Sahabat SENDAL SERIBU yang terkasih,
Doa, tobat, puasa, pantang dan beramal hendaknya menjadi aksi kita di masa Prapaskah ini. Kita harus mengisi masa penuh rahmat ini, masa retret agung ini dengan semakin mendekatkan diri kepadaNya, membenah diri lebih dalam dan sungguh-sungguh (tulus), menanggalkan cara hidup yang lama, dan membagi kasih kepada sesama saudara kita terutama mereka yang miskin, menderita, sengsara pun termasuk di dalamnya adalah mereka yang memusuhi atau membenci kita. Agar dapat bertindak demikian, kita harus membiarkan diri kita lebih banyak mendengarkan DIA yang sedang berbicara kepada kita. Oleh karena itu, usaha untuk mendengarkan DIA dengan sungguh dibutuhkan iman yang teguh, seperti yang dialami oleh Abraham dalam bacaan pertama (Kej 15: 6).

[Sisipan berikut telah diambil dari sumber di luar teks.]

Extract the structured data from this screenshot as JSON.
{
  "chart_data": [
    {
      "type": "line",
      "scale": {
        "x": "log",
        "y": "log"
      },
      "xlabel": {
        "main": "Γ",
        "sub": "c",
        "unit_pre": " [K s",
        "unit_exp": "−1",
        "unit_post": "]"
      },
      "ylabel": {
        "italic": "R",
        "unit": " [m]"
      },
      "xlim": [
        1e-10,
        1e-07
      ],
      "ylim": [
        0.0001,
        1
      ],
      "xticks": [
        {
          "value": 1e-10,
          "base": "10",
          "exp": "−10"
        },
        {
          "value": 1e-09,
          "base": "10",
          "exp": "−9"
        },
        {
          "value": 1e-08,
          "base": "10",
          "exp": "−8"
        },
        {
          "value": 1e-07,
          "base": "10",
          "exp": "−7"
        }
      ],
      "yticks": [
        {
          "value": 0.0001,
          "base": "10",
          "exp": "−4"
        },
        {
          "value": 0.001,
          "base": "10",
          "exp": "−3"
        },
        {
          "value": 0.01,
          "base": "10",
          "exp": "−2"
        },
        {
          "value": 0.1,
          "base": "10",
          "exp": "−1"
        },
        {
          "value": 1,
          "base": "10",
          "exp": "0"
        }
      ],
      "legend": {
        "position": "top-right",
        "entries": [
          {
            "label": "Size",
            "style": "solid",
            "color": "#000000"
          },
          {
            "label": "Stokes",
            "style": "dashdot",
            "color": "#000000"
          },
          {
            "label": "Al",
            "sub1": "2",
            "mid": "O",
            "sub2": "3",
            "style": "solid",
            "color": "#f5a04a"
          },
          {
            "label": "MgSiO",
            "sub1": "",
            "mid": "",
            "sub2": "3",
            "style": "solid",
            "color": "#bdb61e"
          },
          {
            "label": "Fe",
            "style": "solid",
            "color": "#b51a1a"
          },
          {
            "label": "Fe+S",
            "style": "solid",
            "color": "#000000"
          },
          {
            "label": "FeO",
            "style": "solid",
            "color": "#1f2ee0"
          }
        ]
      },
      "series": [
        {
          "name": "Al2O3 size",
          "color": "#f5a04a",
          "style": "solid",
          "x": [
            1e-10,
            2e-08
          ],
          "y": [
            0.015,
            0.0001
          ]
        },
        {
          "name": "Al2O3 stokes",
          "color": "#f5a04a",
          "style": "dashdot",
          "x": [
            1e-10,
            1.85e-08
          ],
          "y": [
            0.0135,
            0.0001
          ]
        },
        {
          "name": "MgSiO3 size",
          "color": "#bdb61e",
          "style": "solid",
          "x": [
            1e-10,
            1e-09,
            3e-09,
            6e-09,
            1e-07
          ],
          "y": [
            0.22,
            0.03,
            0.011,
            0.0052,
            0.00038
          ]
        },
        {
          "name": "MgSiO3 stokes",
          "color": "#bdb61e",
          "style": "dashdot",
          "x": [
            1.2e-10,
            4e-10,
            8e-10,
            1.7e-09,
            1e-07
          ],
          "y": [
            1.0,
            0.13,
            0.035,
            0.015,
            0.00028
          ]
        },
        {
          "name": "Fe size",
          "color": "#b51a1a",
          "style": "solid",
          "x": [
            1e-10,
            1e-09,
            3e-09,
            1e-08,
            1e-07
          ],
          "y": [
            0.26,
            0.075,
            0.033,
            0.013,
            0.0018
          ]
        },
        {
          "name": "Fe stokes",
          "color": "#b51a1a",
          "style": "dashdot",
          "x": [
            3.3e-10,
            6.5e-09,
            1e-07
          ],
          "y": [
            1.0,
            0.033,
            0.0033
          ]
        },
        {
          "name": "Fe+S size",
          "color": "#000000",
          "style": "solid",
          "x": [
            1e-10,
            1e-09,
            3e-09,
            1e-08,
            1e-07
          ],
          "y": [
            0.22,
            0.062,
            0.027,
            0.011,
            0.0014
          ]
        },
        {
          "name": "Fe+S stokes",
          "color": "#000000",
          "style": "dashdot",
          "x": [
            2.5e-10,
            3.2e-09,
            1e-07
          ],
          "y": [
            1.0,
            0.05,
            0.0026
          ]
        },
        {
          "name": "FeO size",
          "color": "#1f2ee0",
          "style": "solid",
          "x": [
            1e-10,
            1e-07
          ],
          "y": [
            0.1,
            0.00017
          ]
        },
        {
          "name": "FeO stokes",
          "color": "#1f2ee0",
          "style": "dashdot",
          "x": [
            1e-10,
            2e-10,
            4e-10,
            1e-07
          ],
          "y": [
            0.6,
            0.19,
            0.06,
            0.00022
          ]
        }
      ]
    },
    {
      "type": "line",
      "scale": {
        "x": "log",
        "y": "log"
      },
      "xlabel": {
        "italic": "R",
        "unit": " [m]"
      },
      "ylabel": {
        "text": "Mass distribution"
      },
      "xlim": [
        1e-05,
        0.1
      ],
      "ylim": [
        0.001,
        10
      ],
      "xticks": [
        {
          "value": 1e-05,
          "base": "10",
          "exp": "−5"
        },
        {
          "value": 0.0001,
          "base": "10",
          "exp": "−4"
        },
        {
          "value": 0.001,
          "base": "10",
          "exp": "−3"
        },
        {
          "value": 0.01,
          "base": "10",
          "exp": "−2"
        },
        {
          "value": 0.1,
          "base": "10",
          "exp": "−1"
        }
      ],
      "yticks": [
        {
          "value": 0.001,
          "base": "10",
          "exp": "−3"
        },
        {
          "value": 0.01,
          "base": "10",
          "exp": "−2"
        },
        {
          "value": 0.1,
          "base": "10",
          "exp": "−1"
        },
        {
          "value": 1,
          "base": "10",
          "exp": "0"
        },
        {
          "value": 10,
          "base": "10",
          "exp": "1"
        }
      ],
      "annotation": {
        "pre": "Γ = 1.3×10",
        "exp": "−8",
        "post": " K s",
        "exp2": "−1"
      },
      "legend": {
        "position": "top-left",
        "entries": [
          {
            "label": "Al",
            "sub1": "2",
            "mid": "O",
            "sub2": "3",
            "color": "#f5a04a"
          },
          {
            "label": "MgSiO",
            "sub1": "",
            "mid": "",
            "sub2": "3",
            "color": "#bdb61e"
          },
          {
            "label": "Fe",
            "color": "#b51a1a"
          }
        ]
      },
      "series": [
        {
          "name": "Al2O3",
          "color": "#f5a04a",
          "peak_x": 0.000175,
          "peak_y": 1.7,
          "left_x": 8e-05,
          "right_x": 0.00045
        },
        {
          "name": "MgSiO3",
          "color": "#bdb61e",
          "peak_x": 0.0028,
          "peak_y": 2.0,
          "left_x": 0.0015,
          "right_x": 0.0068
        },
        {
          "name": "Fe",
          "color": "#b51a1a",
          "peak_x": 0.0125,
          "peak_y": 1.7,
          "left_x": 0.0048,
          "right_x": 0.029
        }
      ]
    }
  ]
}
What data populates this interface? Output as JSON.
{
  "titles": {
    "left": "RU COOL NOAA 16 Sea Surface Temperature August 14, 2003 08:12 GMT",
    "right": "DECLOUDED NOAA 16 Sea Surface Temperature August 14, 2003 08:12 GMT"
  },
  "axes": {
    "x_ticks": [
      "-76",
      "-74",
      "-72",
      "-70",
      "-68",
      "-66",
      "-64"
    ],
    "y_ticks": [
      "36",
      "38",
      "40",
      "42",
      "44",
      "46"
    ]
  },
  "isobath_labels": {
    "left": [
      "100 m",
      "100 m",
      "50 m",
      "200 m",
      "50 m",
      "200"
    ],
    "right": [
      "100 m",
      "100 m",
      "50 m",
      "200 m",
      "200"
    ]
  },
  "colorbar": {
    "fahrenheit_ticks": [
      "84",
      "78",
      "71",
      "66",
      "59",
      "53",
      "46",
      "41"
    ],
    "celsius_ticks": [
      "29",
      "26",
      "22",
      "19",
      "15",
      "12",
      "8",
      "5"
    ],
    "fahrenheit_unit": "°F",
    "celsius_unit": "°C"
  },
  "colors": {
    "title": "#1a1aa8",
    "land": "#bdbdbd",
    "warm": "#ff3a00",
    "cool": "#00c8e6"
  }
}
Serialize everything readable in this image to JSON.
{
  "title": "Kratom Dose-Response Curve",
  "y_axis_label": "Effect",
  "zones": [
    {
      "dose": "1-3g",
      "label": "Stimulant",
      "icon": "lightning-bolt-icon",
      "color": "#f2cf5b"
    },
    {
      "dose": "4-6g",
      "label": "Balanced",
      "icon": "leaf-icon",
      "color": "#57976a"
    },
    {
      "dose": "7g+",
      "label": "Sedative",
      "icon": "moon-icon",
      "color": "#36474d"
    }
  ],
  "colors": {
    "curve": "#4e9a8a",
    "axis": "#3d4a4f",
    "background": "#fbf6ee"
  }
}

Abraham percaya kepada apa yang Allah sampaikan kepadanya dan Allah memerhitungkan itu sebagai kebenaran. Agar iman kepada Allah semakin teguh kita harus bisa selama masa prapaskah ini untuk berdiri teguh dengan penuh sukacita di dalam Tuhan. Hanya dengan cara demikian, kita akan dimampukan untuk mendengarkan apa yang ingin disampaikanNya kepada kita melalui Yesus PuteraNya.
Sebab itu DIA berkata, “Inilah AnakKu yang Kupilih, Dengarkanlah DIA!” (Luk 9:35). Kita harus lebih banyak menghabiskan waktu selama masa Prapaskah ini dengan mendengarkan SabdaNya setiap hari yakni meningkatkan membaca dan merenungkan Sabda Allah (Kitab Suci). Tidak hanya itu, kita harus bisa menghabiskan waktu lebih sering bersamaNya dalam doa-doa pribadi kita agar apa yang kita lakukan sungguh lahir dari pengalaman akan kasih Allah yang mengasihi kita.